Philippine authorities arrested a man on May 28, 2016, who allegedly sold illegal drugs in Manila earlier this month. PHOTO: AFP

MANILA (AFP) - A Philippine politician said he had given 155,000 pesos (S$4,577) to police officers for killing drug traffickers, the first such rewards since President-elect Rodrigo Duterte promoted bounties for slain criminals.

Mr Tomas Osmena, mayor-elect of Cebu, the nation's second-biggest city, offered similar rewards and announced on his Facebook page on Thursday night he had paid out 155,000 pesos to police officers who killed three men he said were drug traffickers.

Mr Osmena posted a series of comments celebrating the deaths of the three men, as he lashed out at the Commission on Human Rights, a constitutionally mandated body, for investigating the circumstances of the May 28 killings.

"CHR = Criminals. Have. Rights. (Even more than the real victims)," Mr Osmena wrote.

Mr Osmena described one of the slain suspects, Rowen Secretaria, as one of Cebu's biggest drug dealers. Mr Osmena did not return calls from AFP requesting comment, and in a previous interview refused to disclose where the money for the bounties would come from.

Mr Duterte won last month's elections in a landslide after pledging to wipe out crime by killing tens of thousands of criminals, and this week said he would pay bounties to law enforcement officers for dead drug traffickers.

Mr Osmena and Mr Duterte, like all winners in the national elections, will not take office until June 30. But Mr Duterte this week urged security forces to begin the war on crime immediately, calling on them to kill criminals.

Mr Duterte announced on Tuesday he would pay 3 million pesos to law enforcers for killing drug lords, with lesser amounts for lower-ranking people in drug syndicates.

However, Mr Osmena's rewards are the first confirmation of a payment being made for killing a suspect.

Mr Duterte's law-and-order campaign pledges hypnotised millions of Filipinos hoping for quick solutions to the nation's deep-rooted problems of crime and corruption.

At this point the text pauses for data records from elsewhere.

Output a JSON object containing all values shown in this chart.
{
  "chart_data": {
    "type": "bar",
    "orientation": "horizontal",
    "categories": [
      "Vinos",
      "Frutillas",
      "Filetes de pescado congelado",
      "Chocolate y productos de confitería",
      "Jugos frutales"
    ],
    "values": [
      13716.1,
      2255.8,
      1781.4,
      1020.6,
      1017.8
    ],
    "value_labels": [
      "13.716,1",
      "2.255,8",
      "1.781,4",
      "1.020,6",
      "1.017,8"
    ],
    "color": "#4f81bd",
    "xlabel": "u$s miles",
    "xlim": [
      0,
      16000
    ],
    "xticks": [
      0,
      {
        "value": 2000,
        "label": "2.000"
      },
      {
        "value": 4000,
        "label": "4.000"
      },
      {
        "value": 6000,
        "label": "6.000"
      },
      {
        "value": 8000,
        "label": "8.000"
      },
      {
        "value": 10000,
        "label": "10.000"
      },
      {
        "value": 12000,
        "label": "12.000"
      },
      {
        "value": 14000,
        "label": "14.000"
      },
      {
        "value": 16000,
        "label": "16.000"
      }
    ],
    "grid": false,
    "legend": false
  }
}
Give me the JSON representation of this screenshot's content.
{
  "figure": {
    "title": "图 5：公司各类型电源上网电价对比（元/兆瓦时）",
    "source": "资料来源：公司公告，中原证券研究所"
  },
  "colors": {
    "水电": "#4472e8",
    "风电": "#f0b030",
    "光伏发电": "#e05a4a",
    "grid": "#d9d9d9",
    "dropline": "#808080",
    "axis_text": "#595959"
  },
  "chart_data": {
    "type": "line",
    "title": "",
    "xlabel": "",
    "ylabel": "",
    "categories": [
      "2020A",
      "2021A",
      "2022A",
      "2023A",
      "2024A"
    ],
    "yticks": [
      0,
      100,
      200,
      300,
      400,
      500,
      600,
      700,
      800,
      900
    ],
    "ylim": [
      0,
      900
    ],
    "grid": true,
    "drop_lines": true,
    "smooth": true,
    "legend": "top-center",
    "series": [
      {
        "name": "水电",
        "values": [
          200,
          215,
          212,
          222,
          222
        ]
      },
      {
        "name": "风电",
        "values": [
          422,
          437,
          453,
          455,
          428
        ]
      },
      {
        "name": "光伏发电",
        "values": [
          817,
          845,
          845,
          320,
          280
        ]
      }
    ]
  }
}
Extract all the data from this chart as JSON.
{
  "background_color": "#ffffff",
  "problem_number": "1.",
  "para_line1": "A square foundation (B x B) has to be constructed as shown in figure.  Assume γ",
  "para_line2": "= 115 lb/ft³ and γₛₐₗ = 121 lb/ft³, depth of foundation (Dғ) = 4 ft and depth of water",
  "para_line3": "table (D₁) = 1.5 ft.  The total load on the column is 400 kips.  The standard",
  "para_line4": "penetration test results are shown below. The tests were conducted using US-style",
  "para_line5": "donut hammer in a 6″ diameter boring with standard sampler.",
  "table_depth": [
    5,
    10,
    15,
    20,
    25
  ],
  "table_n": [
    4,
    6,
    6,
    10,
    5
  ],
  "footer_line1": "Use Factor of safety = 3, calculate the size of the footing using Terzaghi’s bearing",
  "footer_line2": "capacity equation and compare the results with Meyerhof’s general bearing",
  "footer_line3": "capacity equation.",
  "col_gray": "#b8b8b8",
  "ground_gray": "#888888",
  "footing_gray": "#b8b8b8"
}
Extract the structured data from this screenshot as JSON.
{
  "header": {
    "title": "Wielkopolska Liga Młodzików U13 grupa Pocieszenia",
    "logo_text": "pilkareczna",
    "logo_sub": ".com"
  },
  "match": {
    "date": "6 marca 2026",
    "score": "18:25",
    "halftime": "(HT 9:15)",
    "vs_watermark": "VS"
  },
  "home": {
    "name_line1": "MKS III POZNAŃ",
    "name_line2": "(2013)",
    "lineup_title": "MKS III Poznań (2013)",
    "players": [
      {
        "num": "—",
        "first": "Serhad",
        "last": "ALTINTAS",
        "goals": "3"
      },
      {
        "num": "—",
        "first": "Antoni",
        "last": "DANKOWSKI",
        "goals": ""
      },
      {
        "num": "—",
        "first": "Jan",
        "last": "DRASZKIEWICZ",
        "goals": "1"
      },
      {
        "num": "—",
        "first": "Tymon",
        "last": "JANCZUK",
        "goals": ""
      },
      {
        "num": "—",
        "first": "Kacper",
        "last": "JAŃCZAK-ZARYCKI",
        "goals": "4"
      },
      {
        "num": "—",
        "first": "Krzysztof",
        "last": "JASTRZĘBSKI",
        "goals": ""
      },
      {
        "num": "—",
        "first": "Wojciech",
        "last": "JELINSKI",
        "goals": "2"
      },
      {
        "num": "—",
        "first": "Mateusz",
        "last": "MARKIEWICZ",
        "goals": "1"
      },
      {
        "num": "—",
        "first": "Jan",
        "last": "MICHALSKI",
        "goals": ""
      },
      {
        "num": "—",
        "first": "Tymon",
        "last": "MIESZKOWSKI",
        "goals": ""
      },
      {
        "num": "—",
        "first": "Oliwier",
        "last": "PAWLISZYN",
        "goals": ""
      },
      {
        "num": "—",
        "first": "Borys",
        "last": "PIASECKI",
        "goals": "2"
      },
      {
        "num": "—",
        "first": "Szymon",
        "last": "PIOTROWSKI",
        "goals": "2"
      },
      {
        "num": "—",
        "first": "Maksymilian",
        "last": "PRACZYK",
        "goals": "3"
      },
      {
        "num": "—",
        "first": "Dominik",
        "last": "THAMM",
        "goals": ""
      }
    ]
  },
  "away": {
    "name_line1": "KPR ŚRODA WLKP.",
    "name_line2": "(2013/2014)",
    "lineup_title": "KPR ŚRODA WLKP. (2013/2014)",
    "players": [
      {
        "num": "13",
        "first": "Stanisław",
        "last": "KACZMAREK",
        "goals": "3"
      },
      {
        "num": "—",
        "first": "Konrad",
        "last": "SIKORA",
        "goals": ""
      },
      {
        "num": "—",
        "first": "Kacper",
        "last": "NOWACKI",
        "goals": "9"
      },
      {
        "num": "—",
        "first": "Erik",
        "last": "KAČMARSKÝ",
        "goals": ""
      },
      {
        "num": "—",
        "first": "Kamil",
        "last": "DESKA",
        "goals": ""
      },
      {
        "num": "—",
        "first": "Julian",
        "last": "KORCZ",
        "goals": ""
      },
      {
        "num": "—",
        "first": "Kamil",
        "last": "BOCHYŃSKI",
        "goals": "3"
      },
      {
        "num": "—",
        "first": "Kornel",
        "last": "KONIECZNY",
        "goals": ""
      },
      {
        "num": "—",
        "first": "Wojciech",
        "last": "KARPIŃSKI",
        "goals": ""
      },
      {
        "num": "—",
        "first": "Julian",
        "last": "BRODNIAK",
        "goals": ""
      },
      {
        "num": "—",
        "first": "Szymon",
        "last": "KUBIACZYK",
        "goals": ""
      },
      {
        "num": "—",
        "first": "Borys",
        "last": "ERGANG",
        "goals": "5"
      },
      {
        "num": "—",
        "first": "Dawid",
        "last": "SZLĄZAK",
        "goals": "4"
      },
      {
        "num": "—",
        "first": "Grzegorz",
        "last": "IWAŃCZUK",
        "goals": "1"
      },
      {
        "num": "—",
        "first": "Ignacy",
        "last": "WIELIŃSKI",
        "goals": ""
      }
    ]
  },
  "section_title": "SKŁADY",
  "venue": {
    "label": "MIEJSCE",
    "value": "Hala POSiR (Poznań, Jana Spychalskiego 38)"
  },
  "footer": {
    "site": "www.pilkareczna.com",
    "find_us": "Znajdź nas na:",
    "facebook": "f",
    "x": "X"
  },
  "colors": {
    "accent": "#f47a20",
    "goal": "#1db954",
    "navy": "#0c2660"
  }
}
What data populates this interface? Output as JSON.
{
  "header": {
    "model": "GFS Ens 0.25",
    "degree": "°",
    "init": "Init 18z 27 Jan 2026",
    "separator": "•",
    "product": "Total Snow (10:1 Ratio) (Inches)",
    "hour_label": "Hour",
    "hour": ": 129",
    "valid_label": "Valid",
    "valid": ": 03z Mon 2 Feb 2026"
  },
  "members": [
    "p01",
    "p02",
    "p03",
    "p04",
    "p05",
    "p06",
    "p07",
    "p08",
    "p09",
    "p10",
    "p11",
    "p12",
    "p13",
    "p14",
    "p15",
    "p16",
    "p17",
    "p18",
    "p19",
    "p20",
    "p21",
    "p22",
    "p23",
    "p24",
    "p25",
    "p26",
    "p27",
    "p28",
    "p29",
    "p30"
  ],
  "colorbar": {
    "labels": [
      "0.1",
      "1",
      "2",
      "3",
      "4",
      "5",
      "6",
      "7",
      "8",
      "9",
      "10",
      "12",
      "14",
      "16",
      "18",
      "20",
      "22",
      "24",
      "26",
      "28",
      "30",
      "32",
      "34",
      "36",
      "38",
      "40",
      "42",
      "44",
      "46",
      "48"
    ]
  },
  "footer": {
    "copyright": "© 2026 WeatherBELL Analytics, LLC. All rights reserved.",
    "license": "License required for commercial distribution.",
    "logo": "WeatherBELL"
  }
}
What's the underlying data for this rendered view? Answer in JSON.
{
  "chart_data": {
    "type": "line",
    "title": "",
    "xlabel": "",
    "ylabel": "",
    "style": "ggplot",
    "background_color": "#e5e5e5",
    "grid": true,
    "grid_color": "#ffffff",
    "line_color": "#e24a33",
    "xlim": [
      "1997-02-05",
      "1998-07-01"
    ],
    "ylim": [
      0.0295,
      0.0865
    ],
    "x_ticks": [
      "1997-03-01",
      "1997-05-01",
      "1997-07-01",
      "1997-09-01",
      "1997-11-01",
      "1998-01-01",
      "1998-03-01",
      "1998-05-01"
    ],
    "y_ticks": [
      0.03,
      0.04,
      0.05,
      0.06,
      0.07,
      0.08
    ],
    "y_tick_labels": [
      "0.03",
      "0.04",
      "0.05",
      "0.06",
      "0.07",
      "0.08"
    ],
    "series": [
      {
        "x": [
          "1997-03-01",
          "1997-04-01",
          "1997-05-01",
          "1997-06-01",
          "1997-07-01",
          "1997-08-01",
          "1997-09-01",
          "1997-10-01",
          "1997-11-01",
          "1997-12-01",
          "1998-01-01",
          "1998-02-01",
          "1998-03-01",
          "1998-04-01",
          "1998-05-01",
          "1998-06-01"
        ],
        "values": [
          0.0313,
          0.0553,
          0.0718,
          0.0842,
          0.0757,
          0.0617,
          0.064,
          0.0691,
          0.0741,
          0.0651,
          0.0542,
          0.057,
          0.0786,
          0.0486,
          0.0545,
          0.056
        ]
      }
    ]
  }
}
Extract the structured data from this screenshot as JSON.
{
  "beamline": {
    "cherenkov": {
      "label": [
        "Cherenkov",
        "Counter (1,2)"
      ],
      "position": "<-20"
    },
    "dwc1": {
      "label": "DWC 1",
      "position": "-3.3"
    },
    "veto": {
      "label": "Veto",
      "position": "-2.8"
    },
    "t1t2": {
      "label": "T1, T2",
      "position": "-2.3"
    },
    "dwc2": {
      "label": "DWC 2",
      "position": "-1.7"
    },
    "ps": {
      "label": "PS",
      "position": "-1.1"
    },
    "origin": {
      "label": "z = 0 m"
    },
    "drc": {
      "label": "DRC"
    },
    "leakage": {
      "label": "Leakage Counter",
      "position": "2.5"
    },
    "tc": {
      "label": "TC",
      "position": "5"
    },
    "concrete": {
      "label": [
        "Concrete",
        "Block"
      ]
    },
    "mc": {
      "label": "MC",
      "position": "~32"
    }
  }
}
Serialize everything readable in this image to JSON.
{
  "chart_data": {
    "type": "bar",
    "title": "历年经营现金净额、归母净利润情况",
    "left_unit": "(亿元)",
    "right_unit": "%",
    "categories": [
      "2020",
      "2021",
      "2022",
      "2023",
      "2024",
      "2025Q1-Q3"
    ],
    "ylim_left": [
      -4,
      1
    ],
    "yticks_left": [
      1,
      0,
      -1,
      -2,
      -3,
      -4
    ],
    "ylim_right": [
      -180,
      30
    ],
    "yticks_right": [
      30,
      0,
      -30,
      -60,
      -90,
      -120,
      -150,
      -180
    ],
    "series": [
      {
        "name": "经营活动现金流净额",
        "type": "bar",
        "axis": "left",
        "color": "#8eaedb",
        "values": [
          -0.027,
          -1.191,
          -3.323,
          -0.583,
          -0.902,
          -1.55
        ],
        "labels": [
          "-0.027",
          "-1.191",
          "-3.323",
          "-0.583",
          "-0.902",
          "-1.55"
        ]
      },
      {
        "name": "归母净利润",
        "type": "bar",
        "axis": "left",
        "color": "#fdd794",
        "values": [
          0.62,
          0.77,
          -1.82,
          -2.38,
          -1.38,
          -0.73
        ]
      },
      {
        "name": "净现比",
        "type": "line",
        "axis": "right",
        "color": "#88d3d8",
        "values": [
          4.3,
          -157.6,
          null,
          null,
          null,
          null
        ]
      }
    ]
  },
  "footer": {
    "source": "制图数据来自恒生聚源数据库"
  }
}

However human rights groups and other critics voiced alarm that a Duterte presidency would lead to extrajudicial killings and a general breakdown in the rule of law.

A recent spate of drug suspects being killed has deepened those fears.

Police have confirmed killing at least 15 drug suspects, including Secretaria and his group, since May 24.

However, the police have insisted all of those deaths occurred because the suspects fought back, and that there were no illegal killings.